Of course, what was perceived as impertinence on the part of the seminary students in the first half of the 1960’s was nothing compared to the “revolution” that took place on university campuses in Europe and North America in the late 60’s. By then, things had calmed down in the pontifical universities and many changes were already underway.
This is not to imply that all of our professors were reacting against what was happening at the Vatican. We had several excellent professors of Sacred Scripture and dogma. I have to smile when I think of how little Canon Law I learned in those days. We had an excellent professor who was also on the commission set up to revise the Code of Canon Law. He would get to something they were discussing in the commission and say, “This is going to be changed, so we will skip it for now.” It would take until 1983 for the new Code to be promulgated!
After the Council.
The Council concluded on December 8, 1965. Ten days later, I was ordained to the priesthood at the General House chapel in Rome. I guess I can call myself a Vatican II priest. For my “First Mass” at the Villa Nazareth boarding school for poor boys, I was able to use both English and Italian for parts of the Mass since in Italy the use of the vernacular had begun on the first Sunday of Advent that year. The Eucharistic prayer was still in Latin, however, and the altar had not yet been turned toward the people.

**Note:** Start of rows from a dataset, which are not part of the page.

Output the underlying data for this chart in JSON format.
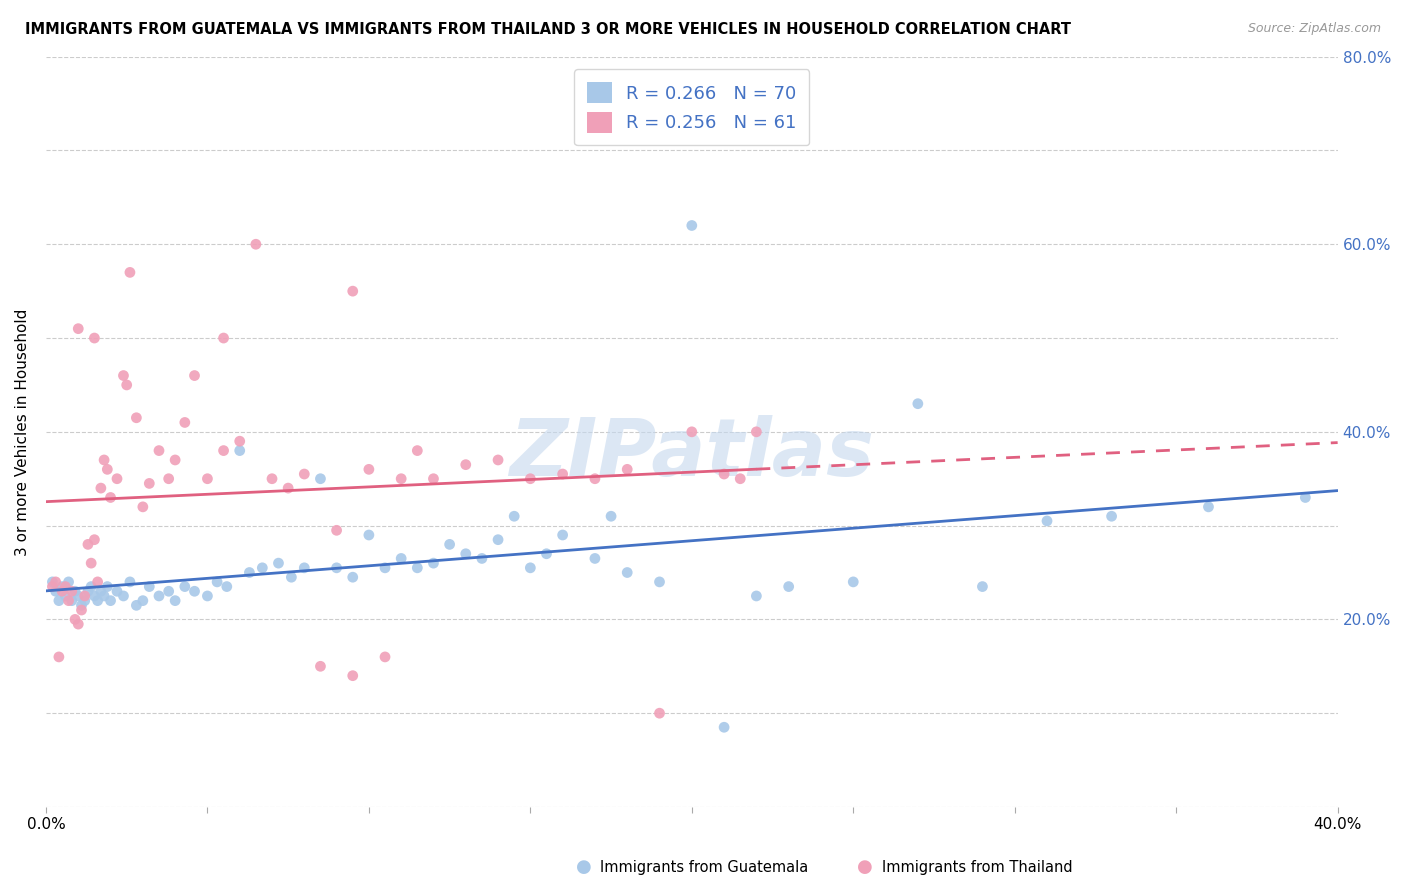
{
  "title": "IMMIGRANTS FROM GUATEMALA VS IMMIGRANTS FROM THAILAND 3 OR MORE VEHICLES IN HOUSEHOLD CORRELATION CHART",
  "source": "Source: ZipAtlas.com",
  "ylabel": "3 or more Vehicles in Household",
  "xlim": [
    0.0,
    0.4
  ],
  "ylim": [
    0.0,
    0.8
  ],
  "color_guatemala": "#a8c8e8",
  "color_thailand": "#f0a0b8",
  "line_color_guatemala": "#4472c4",
  "line_color_thailand": "#e06080",
  "watermark": "ZIPatlas",
  "R_guatemala": 0.266,
  "N_guatemala": 70,
  "R_thailand": 0.256,
  "N_thailand": 61,
  "guatemala_x": [
    0.002,
    0.003,
    0.004,
    0.005,
    0.006,
    0.007,
    0.008,
    0.009,
    0.01,
    0.011,
    0.012,
    0.013,
    0.014,
    0.015,
    0.016,
    0.017,
    0.018,
    0.019,
    0.02,
    0.022,
    0.024,
    0.026,
    0.028,
    0.03,
    0.032,
    0.035,
    0.038,
    0.04,
    0.043,
    0.046,
    0.05,
    0.053,
    0.056,
    0.06,
    0.063,
    0.067,
    0.072,
    0.076,
    0.08,
    0.085,
    0.09,
    0.095,
    0.1,
    0.105,
    0.11,
    0.115,
    0.12,
    0.125,
    0.13,
    0.135,
    0.14,
    0.145,
    0.15,
    0.155,
    0.16,
    0.17,
    0.175,
    0.18,
    0.19,
    0.2,
    0.21,
    0.22,
    0.23,
    0.25,
    0.27,
    0.29,
    0.31,
    0.33,
    0.36,
    0.39
  ],
  "guatemala_y": [
    0.24,
    0.23,
    0.22,
    0.235,
    0.225,
    0.24,
    0.22,
    0.23,
    0.225,
    0.215,
    0.22,
    0.23,
    0.235,
    0.225,
    0.22,
    0.23,
    0.225,
    0.235,
    0.22,
    0.23,
    0.225,
    0.24,
    0.215,
    0.22,
    0.235,
    0.225,
    0.23,
    0.22,
    0.235,
    0.23,
    0.225,
    0.24,
    0.235,
    0.38,
    0.25,
    0.255,
    0.26,
    0.245,
    0.255,
    0.35,
    0.255,
    0.245,
    0.29,
    0.255,
    0.265,
    0.255,
    0.26,
    0.28,
    0.27,
    0.265,
    0.285,
    0.31,
    0.255,
    0.27,
    0.29,
    0.265,
    0.31,
    0.25,
    0.24,
    0.62,
    0.085,
    0.225,
    0.235,
    0.24,
    0.43,
    0.235,
    0.305,
    0.31,
    0.32,
    0.33
  ],
  "thailand_x": [
    0.002,
    0.003,
    0.004,
    0.005,
    0.006,
    0.007,
    0.008,
    0.009,
    0.01,
    0.011,
    0.012,
    0.013,
    0.014,
    0.015,
    0.016,
    0.017,
    0.018,
    0.019,
    0.02,
    0.022,
    0.024,
    0.026,
    0.028,
    0.03,
    0.032,
    0.035,
    0.038,
    0.04,
    0.043,
    0.046,
    0.05,
    0.055,
    0.06,
    0.065,
    0.07,
    0.075,
    0.08,
    0.085,
    0.09,
    0.095,
    0.1,
    0.105,
    0.11,
    0.115,
    0.12,
    0.13,
    0.14,
    0.15,
    0.16,
    0.17,
    0.18,
    0.19,
    0.2,
    0.21,
    0.215,
    0.22,
    0.055,
    0.095,
    0.025,
    0.015,
    0.01
  ],
  "thailand_y": [
    0.235,
    0.24,
    0.16,
    0.23,
    0.235,
    0.22,
    0.23,
    0.2,
    0.195,
    0.21,
    0.225,
    0.28,
    0.26,
    0.285,
    0.24,
    0.34,
    0.37,
    0.36,
    0.33,
    0.35,
    0.46,
    0.57,
    0.415,
    0.32,
    0.345,
    0.38,
    0.35,
    0.37,
    0.41,
    0.46,
    0.35,
    0.38,
    0.39,
    0.6,
    0.35,
    0.34,
    0.355,
    0.15,
    0.295,
    0.14,
    0.36,
    0.16,
    0.35,
    0.38,
    0.35,
    0.365,
    0.37,
    0.35,
    0.355,
    0.35,
    0.36,
    0.1,
    0.4,
    0.355,
    0.35,
    0.4,
    0.5,
    0.55,
    0.45,
    0.5,
    0.51
  ]
}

When in late June of 1966, I left Rome to return to the United States after having been away for seven years, I was full of enthusiasm about the ideas contained in the documents of the Council. I thought the folks at home would be interested too. I was somewhat disappointed when I learned that after all I had experienced in Rome during those years, people seemed more interested in knowing whether the Holy Father was going to reveal the so-called “Third Fatima secret.”
I won’t go into a lot of commentary about the post-Vatican II era. Those early years (the late 60’s and the 70’s) were full of all sorts of changes, not only in the way we lived our faith, but also in society at large. Some of the changes were good; some of them went awry. Some had to do with the implementation of Vatican II, according to different interpretations; some changes were simply the result of the “signs of the times.” The whole world was going through a tumultuous period that saw anti-war protests, the women’s liberation movement, people leaving priesthood and religious life, the “sexual revolution,” the civil rights movement, the hippies, protests and demonstrations, etc.
Blessed Pope John XXIII was convinced that it was the Holy Spirit that guided his decision to call an Ecumenical Council for the good of the Church. During the Council, the members daily invoked this same Spirit upon their deliberations. Just as happened in the Church of apostolic times, there were disagreements about how the Spirit was leading the Church. There will be similar disagreements until the Second Coming of the Lord in glory. I’m just glad that I have lived in this particular era of the Spirit’s working among us. And I am consoled by the words of Jesus: “I will not leave you orphans.”